Economic opportunity that previous generations took for granted has been stripped away while these men are simultaneously told they're the villains of American history simply for existing.

So they retreat into online spaces where the same forums hosting furry fetish content also host left-wing extremist planning and anti-white radicalization.

"Both of them seem like the type who, in another era, would have had fantastic economic opportunity," commented Joshua Lisec, co-author of Unhumans. "That's the entire point of the populist right.
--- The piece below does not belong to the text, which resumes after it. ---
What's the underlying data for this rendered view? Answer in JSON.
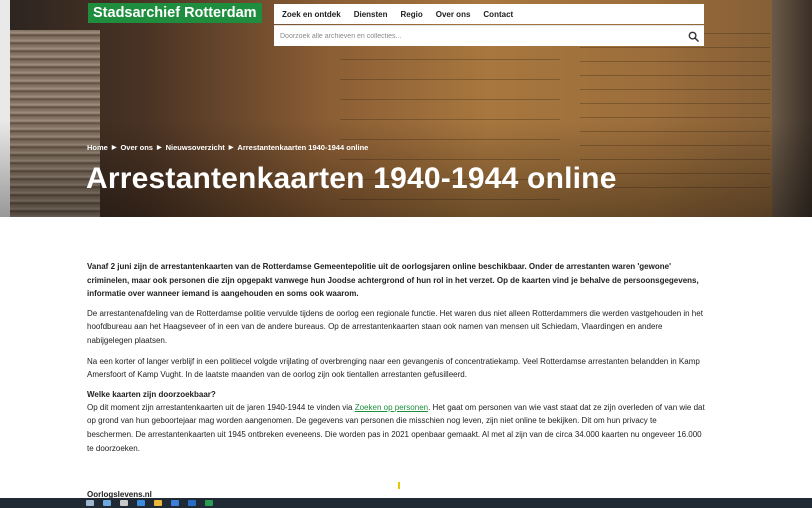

It all comes back to economics and opportunity."⁹

The Minneapolis school shooter Robin Westman followed the same pattern — transgender identity, furry subculture involvement, and radicalization leading to mass violence against Christians.

This isn't three isolated incidents.

It's a pattern of radicalization the FBI refuses to investigate because it contradicts their preferred narratives about domestic terrorism.

The Heritage Foundation has now petitioned the FBI to designate "Transgender Ideology-Inspired Violent Extremism" as a formal domestic terror threat category.

But FBI leadership under the Biden administration spent more time investigating concerned parents at school board meetings than tracking actual terrorists posting assassination fantasies online.

President Trump deserves answers about what the FBI knew, when they knew it, and why they did nothing to stop Thomas Crooks.

Charlie Kirk's family deserves the same.

And every American should be asking why the FBI keeps covering up obvious patterns that don't fit their political agenda.


¹ Miranda Devine, "Trump's would-be assassin had furry fetish, used they/them pronouns," New York Post, November 17, 2025.

² Ibid.

³ "Report: Trump's Would-Be Assassin Was Interested in Furries, Used 'They/Them' Pronouns Online," Breitbart, November 17, 2025.

⁴ Andrew Kolvet, post on X, November 17, 2025.

⁵ Miranda Devine, "Trump's would-be assassin had furry fetish, used they/them pronouns," New York Post, November 17, 2025.

⁶ Ibid.

⁷ Ibid.

⁸ Jack Posobiec, "Making Beasts of Men: Why are two high-profile political assassins tied to the furry fetish?" Human Events, November 17, 2025.

⁹ "JOSH LISEC to JACK POSOBIEC: The same 'furry' online world radicalized both Thomas Crooks and Tyler Robinson," Human Events, November 17, 2025.